After Ernest's departure, another came for a few months, who had surprising resources. He made a practice of bringing me gifts from I do not know where—strawberries, asparagus, and other delicacies, given him presumably, and for the most part, by gardeners of gentlemen's estates in the outlying land—"friends of his."

I suggested, with misgivings as to ethics, that I ought to pay for these things; but he smiled benevolently, as a king on a subject, and with a manner as bounteous. I had the impression that the world was his.

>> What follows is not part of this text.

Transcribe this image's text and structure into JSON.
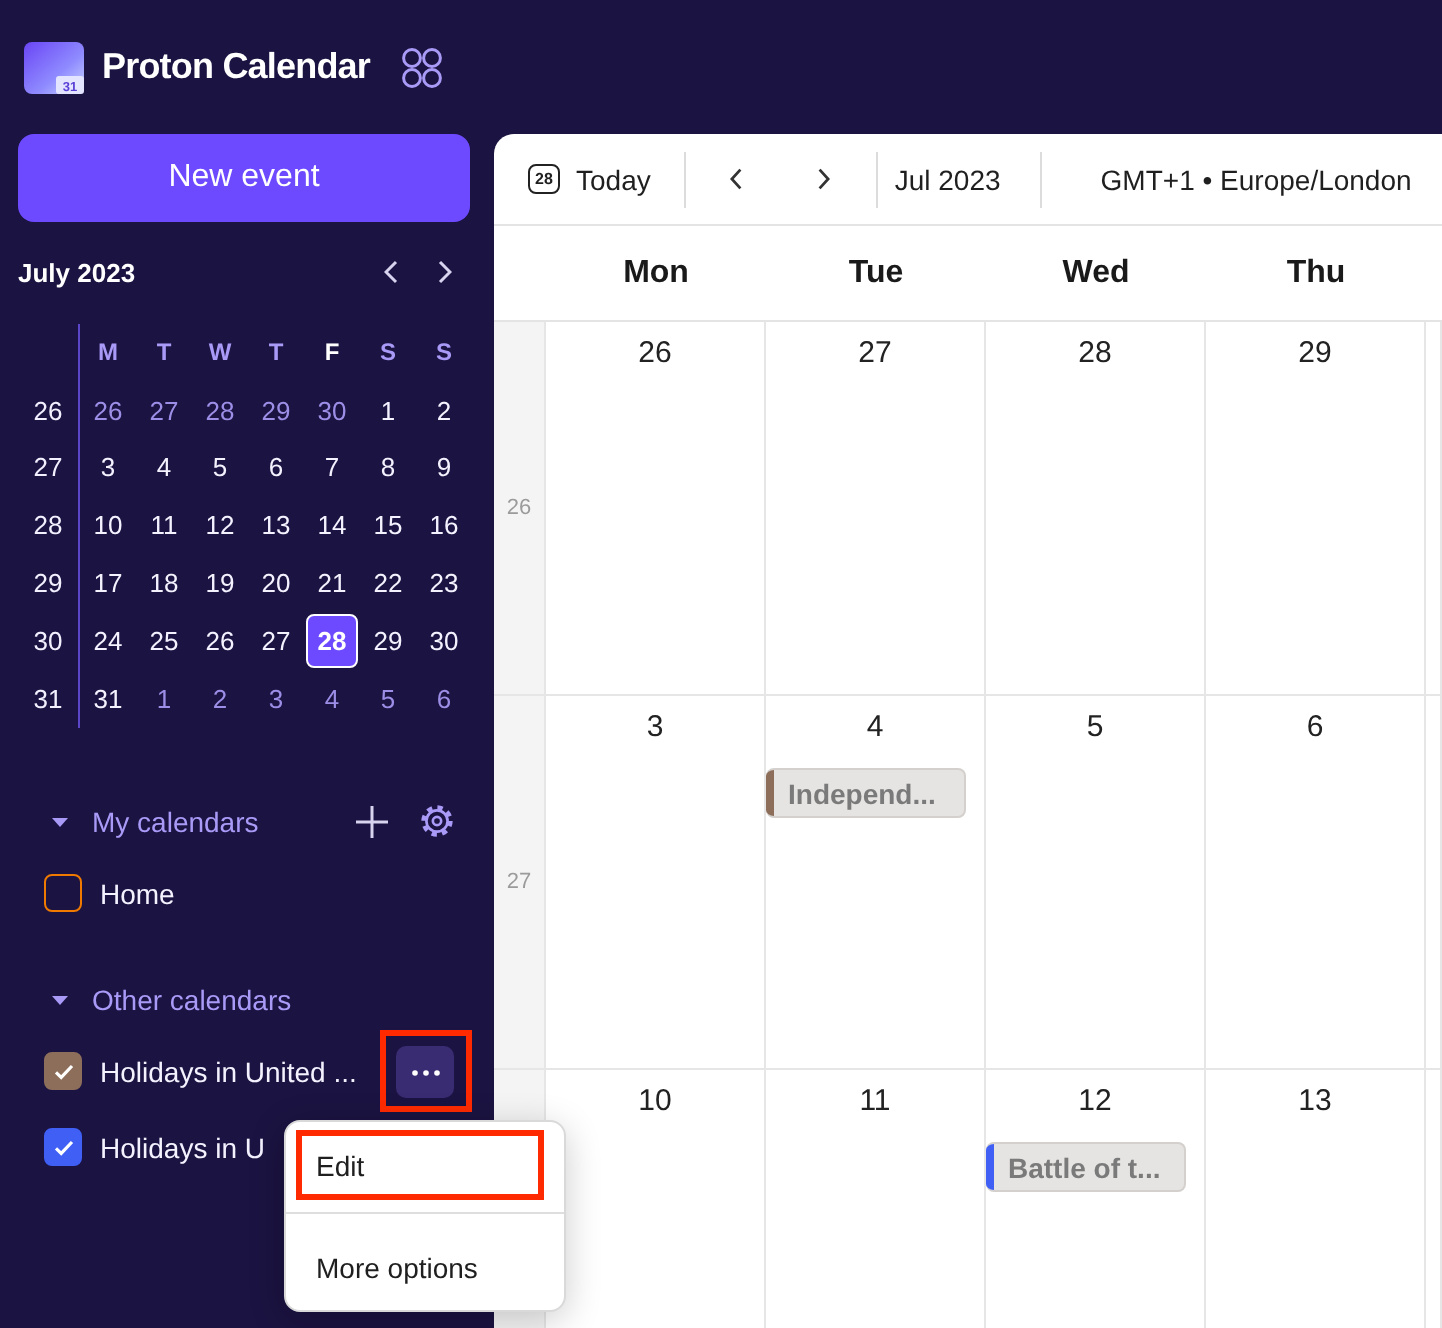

In the face of his generosities, I felt my behaviors to be feeble and inadequate. These were bounties of a kind to which I was unaccustomed and parvenu, I who had none of the ancient quarterings which would have entitled me to such gratuities; I who had been brought up to the deplorably plebeian idea that one must pay for what one takes.

These are occasions, when, frankly, I am at a loss how to deport myself. I do not know the behaviors befitting. My etiquette does not go so far; and Chesterfield, who covers so many points, stops short of this: he says nothing on the subject.

Oh, royal ways! Oh, fine prerogatives! What hope have I, who am but descended from the founders of a mere country, from men who fought and poured out their blood rather than pay for what they did not receive—what hope is there that I shall ever attain to that gracious and lordly company which receives, as a right, that for which it does not pay!

I have named but a few of these princely characters and their deportments; but remembering them all and weighing all their values, I believe that "the brightest jewel in my crown wad" still be—Margharetta.